Candy’s politics appear to be more centrist than Valance’s. He has previously donated at least £290,000 to the Conservative party but said in February that Keir Starmer was a “decent man with good values and morals” and that it was “time for some change.”

She acknowledged that their politics were not identical, however, saying: “We’re a little bit different in our opinions but respect each other’s. I don’t need to surround myself with people with identical politics.”

As for the evolution of her own, he cites a perspective gained from an international career: “So you’re living on three continents simultaneously watching how things work, or don’t work, paying bills, mortgages, school fees, watching cultures change and it just gives you an interesting perspective that’s fairly wide.”

Valance said her top political priority was Britain coming out of the European Convention on Human Rights and the establishment of a British bill of rights, saying “the trickle-down effect would be a huge step in the right direction”.

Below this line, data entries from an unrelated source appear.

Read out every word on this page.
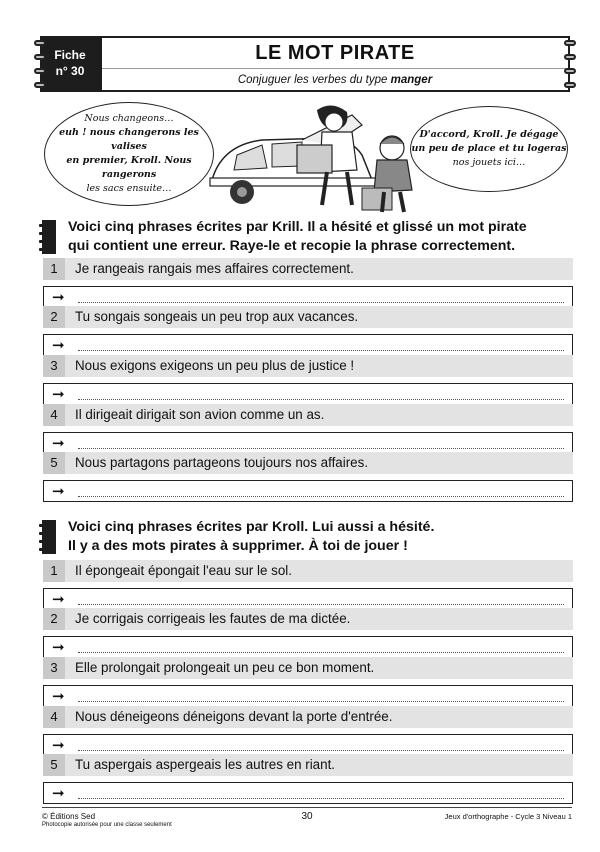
Fiche
n° 30
LE MOT PIRATE
Conjuguer les verbes du type manger
Nous changeons…
euh ! nous changerons les valises
en premier, Kroll. Nous rangerons
les sacs ensuite…
D'accord, Kroll. Je dégage
un peu de place et tu logeras
nos jouets ici…
Voici cinq phrases écrites par Krill. Il a hésité et glissé un mot pirate
qui contient une erreur. Raye-le et recopie la phrase correctement.
1	Je rangeais rangais mes affaires correctement.
➞
2	Tu songais songeais un peu trop aux vacances.
➞
3	Nous exigons exigeons un peu plus de justice !
➞
4	Il dirigeait dirigait son avion comme un as.
➞
5	Nous partagons partageons toujours nos affaires.
➞
Voici cinq phrases écrites par Kroll. Lui aussi a hésité.
Il y a des mots pirates à supprimer. À toi de jouer !
1	Il épongeait épongait l'eau sur le sol.
➞
2	Je corrigais corrigeais les fautes de ma dictée.
➞
3	Elle prolongait prolongeait un peu ce bon moment.
➞
4	Nous déneigeons déneigons devant la porte d'entrée.
➞
5	Tu aspergais aspergeais les autres en riant.
➞
© Éditions Sed
Photocopie autorisée pour une classe seulement
30	Jeux d'orthographe - Cycle 3 Niveau 1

During the pandemic she tweeted that she was reading George Orwell’s 1984 and had a penchant for political literature. Her list of recommended books includes “absolutely everything by the British conservative commentator Douglas Murray” and You’re Teaching My Child What? by the controversial American psychiatrist Miriam Grossman.

Her plan for election night next month was to “read something excruciatingly heavy, then even it out with some Love Island, and bed early ready for the school run.”

She is bemused by her burgeoning political popularity. “I’m a stay-at-home mum with enough food in the fridge and the school fees sorted, and that’s about all I require,” she said.

Her glamour and straight talking will make her useful to Reform, whose candidates are not known for their polished looks. As one Brexiter said: “Pretty, famous women are allowed to be rightwing too. Not just fat, balding blokes.”